Separe sempre: fee de gestão + investimento em mídia

A proposta deve deixar absolutamente claro o que é remuneração da agência e o que é custo de mídia (cachês dos creators). Estrutura recomendada:

Investimento total da campanha: R$ X

Breakdown:
- Fee de gestão (agência): R$ X
- Investimento em creators (cachês): R$ X
- Produção (se aplicável): R$ X
- Ferramentas e rastreamento: R$ X

Justifique o fee com escopo detalhado

Liste explicitamente o que está incluído no fee de gestão:

  • Estratégia e planejamento da campanha
  • Curadoria e seleção de creators (com critérios)
  • Elaboração de briefings individualizados
  • Negociação e contratação dos influenciadores
  • Gestão de contratos e compliance fiscal
  • Aprovação de conteúdo antes da publicação
  • Monitoramento de publicações e entregáveis
  • Relatório de performance com métricas acordadas
  • Gestão de pagamentos aos creators

Quando o cliente vê o escopo completo, o fee deixa de parecer caro e passa a parecer adequado.

Apresente cenários de budget

Em vez de apresentar uma única proposta, apresente três cenários com diferentes níveis de investimento. Isso desloca a conversa de "está caro" para "qual cenário faz mais sentido para o nosso objetivo".

Quanto a agência deve ganhar: margem e sustentabilidade

Uma agência saudável opera com margem bruta entre 35% e 55% sobre o fee de gestão.

Para calcular se sua margem está adequada:

Margem bruta = (Fee de gestão - Custo da equipe alocada) / Fee de gestão

Exemplo:
Fee de gestão mensal: R$ 15.000
Custo da equipe (horas alocadas): R$ 8.000
Margem bruta: (15.000 - 8.000) / 15.000 = 46,7%

Se a margem estiver abaixo de 35%, existem três saídas: aumentar o fee, reduzir o escopo incluído ou otimizar o tempo da equipe com ferramentas que automatizam tarefas operacionais.

O custo invisível que destrói a margem

O maior inimigo da margem não é o fee baixo, é o tempo operacional não precificado. Gerenciar contratos manualmente, perseguir notas fiscais, processar pagamentos um a um, montar relatórios em planilha, essas tarefas consomem horas da equipe que não aparecem na proposta e não são cobradas do cliente.

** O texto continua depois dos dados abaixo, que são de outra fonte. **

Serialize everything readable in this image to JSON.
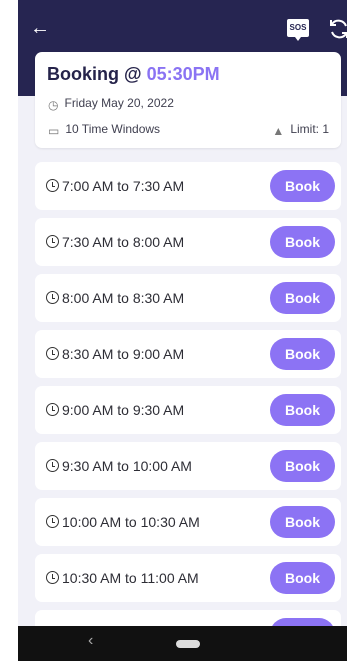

Uma campanha com 20 creators gerenciada manualmente pode consumir 40 a 60 horas de trabalho operacional por mês. Agências que automatizam o backoffice liberam essa capacidade para trabalho estratégico e aumentam a margem sem precisar aumentar o fee.

Erros de precificação que custam clientes e margem

Dar desconto sem contrapartida de escopo. Desconto sem redução de escopo treina o cliente a sempre negociar e corrói a percepção de valor.

Não reajustar anualmente. Contratos sem cláusula de reajuste anual (mínimo IPCA) garantem que a margem vai encolher com o tempo.

Incluir tudo no fee sem limite. Reuniões extras, relatórios adicionais, mudanças de escopo, tudo que não estava no escopo original precisa ser cobrado separadamente.

Não cobrar pelo rastreamento e ferramentas. Plataformas de gestão e ferramentas de análise têm custo. Esse custo precisa estar na proposta.

Perguntas frequentes

Quanto uma agência deve cobrar para gerenciar campanhas de influencer marketing? Para campanhas mensais recorrentes, o fee de gestão varia entre R$ 3.000 (3 a 5 creators) e R$ 150.000+ (50+ creators). Para campanhas pontuais, o fee de projeto vai de R$ 5.000 a R$ 150.000 dependendo do escopo. A margem bruta saudável está entre 35% e 55% sobre o fee de gestão.

O que deve estar incluído no fee de gestão? Estratégia e planejamento, curadoria e seleção de creators, briefings individualizados, negociação e contratação, gestão de contratos, aprovação de conteúdo, monitoramento de publicações, gestão de pagamentos e relatório de performance.

Como calcular o cachê de um influenciador? O cachê varia por tier, plataforma e formato. Como referência para 2026: microinfluenciadores (10k a 100k seguidores) cobram entre R$ 800 e R$ 5.000 por Reels ou TikTok. Macroinfluenciadores (500k a 1M) cobram entre R$ 20.000 e R$ 60.000 pelo mesmo formato.

Como justificar o fee de agência para o cliente? Apresente o escopo detalhado de tudo que está incluído, com estimativa de horas por atividade. Use a estrutura de três cenários para ancorar a percepção de valor. Separe claramente o fee de gestão do investimento em cachês.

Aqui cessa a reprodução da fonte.